In the aftermath of Hurricane Katrina, there was an outpouring of support from the volunteer community, with many people traveling to New Orleans and neighboring cities that had welcomed those displaced from their homes. Usually in these situations, Ellen would be among the first to arrive, to help set up evacuee centers and provide mental health care. But she had recently become a mother – her second child – and so traveling to Louisiana was out of the question.
“Hurricane Katrina changed my life in a lot of ways, even though I wasn’t there when it happened. But Katrina was a significant fracture for me in the way it was for a lot of people who survived that storm, in that your life was different the day after the storm than it was the day before,” she said.
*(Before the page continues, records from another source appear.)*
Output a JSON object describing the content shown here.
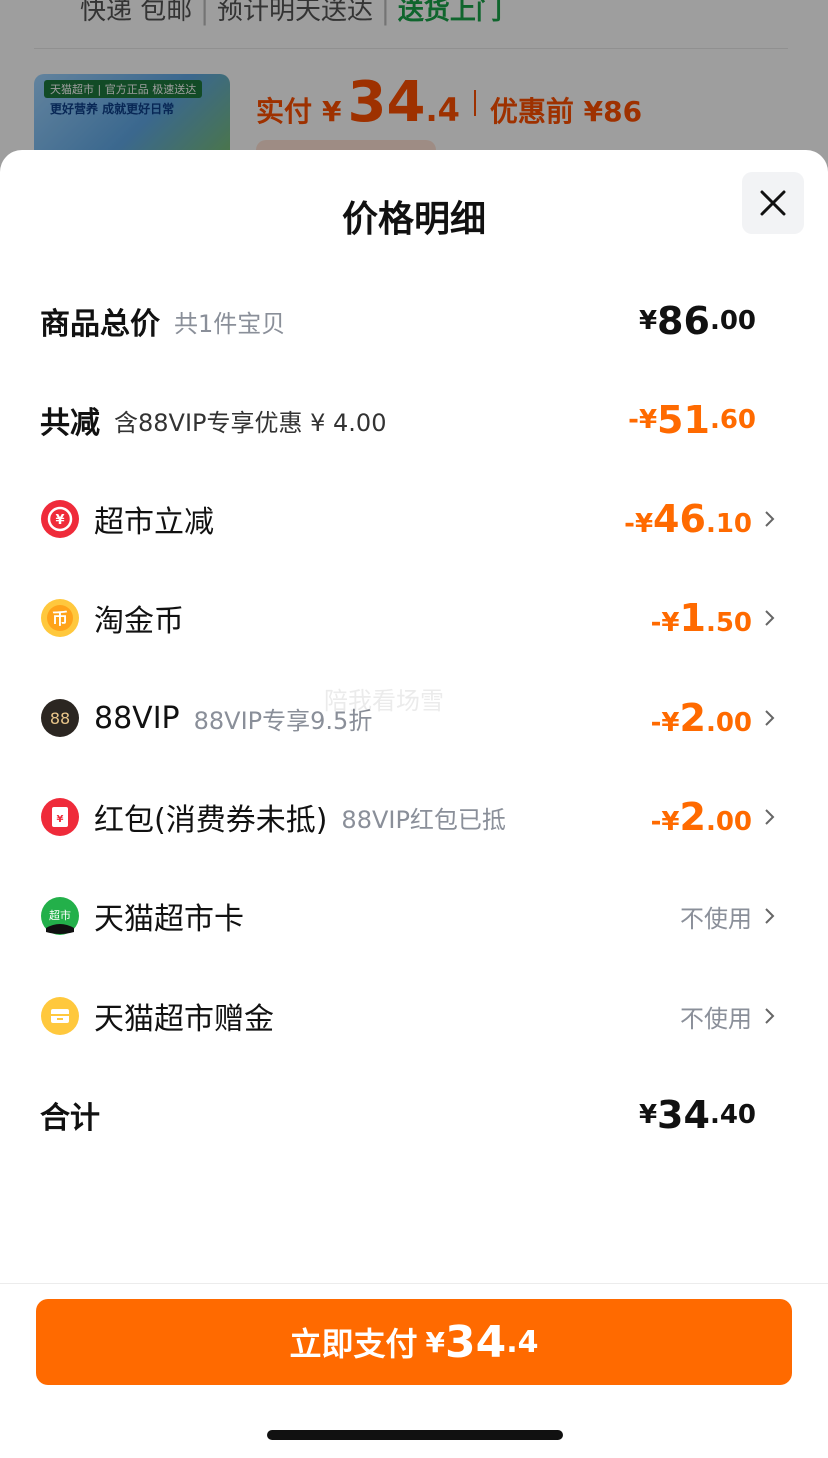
{
  "background": {
    "delivery": {
      "express": "快递 包邮",
      "estimate": "预计明天送达",
      "door": "送货上门"
    },
    "product": {
      "tag": "天猫超市 | 官方正品 极速送达",
      "slogan": "更好营养 成就更好日常"
    },
    "price": {
      "label": "实付",
      "yen": "¥",
      "int": "34",
      "dec": ".4",
      "before": "优惠前 ¥86"
    }
  },
  "sheet": {
    "title": "价格明细",
    "close_icon": "close-icon",
    "watermark": "陪我看场雪",
    "rows": [
      {
        "label": "商品总价",
        "sub": "共1件宝贝",
        "yen": "¥",
        "int": "86",
        "dec": ".00",
        "color": "#111111"
      },
      {
        "label": "共减",
        "sub": "含88VIP专享优惠 ¥ 4.00",
        "yen": "-¥",
        "int": "51",
        "dec": ".60",
        "color": "#ff6a00"
      },
      {
        "label": "超市立减",
        "icon": "red-yuan-coupon-icon",
        "yen": "-¥",
        "int": "46",
        "dec": ".10",
        "color": "#ff6a00"
      },
      {
        "label": "淘金币",
        "icon": "gold-coin-icon",
        "yen": "-¥",
        "int": "1",
        "dec": ".50",
        "color": "#ff6a00"
      },
      {
        "label": "88VIP",
        "sub": "88VIP专享9.5折",
        "icon": "88vip-icon",
        "icon_text": "88",
        "yen": "-¥",
        "int": "2",
        "dec": ".00",
        "color": "#ff6a00"
      },
      {
        "label": "红包(消费券未抵)",
        "sub": "88VIP红包已抵",
        "icon": "red-envelope-icon",
        "yen": "-¥",
        "int": "2",
        "dec": ".00",
        "color": "#ff6a00"
      },
      {
        "label": "天猫超市卡",
        "icon": "tmall-supermarket-card-icon",
        "icon_text": "超市",
        "action": "不使用"
      },
      {
        "label": "天猫超市赠金",
        "icon": "gift-money-icon",
        "action": "不使用"
      },
      {
        "label": "合计",
        "yen": "¥",
        "int": "34",
        "dec": ".40",
        "color": "#111111"
      }
    ]
  },
  "pay_button": {
    "label": "立即支付",
    "yen": "¥",
    "int": "34",
    "dec": ".4"
  },
  "colors": {
    "accent": "#ff6a00",
    "green": "#19a34a"
  }
}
Not long after Katrina, Ellen found herself divorced, a single mother with two young children. She left her counseling job. She enjoyed writing (it was therapeutic), and so in a leap of faith she took on writing as a full-time avocation. She began writing her memoir, stories of her years growing up in the South, but her family reacted with unease, so she shelved that idea and shifted to historical fiction. “And that is where Landfall came from.”
It took about two and a half years to complete the book, she said, the first year spent predominantly on research. Landfall follows the journey of two women, both named Rose, showing resiliency in the wake of Hurricane Katrina. “Through the grief came beauty,” she said.
Ellen Urbani earned a master’s degree from Marylhurst University in 1996, studying art therapy and specializing in oncological diseases and trauma survival. Her 2015 book, Landfall, was also named a 2015-16 Great Group Reads by Women’s National Book Association and Book of the Year in Lunel, France.